Groot zeegras

De Waddenvereniging en Rijkswaterstaat zijn begonnen met een experiment om zeegras (Zostera marina) terug te laten keren in de Waddenzee. Deze waterplant is in de jaren dertig van de vorige eeuw verdwenen uit de hele Waddenzee, voornamelijk als gevolg van de samenloop van vervuiling, de aanleg van de Afsluitdijk en een vervelende schimmelziekte (Labyrinthula macrocystis). Ziekten weten altijd toe te slaan als organismen verzwakt zijn. Je zou je dus ook kunnen afvragen of dit experiment niet vooral een actie is om extra aandacht aan de Waddenzee te schenken en dat het groot zeegras opnieuw ten dode is opgeschreven.

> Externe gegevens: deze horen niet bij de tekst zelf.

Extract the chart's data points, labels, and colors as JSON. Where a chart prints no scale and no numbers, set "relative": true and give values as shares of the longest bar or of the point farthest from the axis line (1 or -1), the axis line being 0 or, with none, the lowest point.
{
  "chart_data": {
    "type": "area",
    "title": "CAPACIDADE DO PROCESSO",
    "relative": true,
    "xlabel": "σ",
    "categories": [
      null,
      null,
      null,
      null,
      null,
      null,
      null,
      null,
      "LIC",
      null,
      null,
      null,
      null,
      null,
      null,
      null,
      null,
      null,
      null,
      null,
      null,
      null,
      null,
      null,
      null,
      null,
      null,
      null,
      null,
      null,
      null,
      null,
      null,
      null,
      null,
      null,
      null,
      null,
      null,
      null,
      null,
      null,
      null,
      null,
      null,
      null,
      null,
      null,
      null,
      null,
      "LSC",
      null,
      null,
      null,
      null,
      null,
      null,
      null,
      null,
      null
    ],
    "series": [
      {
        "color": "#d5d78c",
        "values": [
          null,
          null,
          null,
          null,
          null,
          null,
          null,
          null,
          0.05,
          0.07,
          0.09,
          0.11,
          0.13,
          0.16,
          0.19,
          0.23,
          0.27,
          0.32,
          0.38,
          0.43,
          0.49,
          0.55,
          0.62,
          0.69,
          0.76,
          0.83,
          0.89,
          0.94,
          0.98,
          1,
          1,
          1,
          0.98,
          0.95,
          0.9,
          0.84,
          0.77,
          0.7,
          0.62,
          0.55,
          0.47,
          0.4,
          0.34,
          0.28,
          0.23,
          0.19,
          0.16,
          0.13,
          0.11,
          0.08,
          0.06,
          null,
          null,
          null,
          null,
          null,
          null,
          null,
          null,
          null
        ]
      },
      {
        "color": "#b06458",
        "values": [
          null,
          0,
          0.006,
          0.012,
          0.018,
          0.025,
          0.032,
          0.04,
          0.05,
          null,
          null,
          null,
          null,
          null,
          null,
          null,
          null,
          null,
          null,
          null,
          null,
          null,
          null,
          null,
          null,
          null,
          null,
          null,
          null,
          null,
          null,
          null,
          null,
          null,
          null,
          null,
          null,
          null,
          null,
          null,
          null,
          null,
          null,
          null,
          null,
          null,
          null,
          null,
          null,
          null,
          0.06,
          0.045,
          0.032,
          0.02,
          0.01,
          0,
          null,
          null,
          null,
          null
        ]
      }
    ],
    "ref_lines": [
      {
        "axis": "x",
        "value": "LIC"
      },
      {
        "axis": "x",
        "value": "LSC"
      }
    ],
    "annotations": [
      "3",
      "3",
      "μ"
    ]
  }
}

Groot zeegras wortelt met een wortelstok van tenminste 2 millimeter dik en heeft bladeren die meer dan een meter lang kunnen worden. Omdat de plant geheel onderwater groeit en bloeit, vindt ook de bestuiving onder water plaats.
Het eerste deel van de wetenschappelijke naam, Zostera, komt van het Griekse woord zoster wat 'gordel' betekent en verwijst naar de bloeiwijze. Het tweede deel, marina, moet u bekend voorkomen want op school het u op de Franse les vast geleerd dat het woord mer hier 'zee' betekent. Verder weg in de tijd gebruikte de Romeinen het woord mare. Wij kennen het natuurlijk nog in de vorm van 'maritiem'.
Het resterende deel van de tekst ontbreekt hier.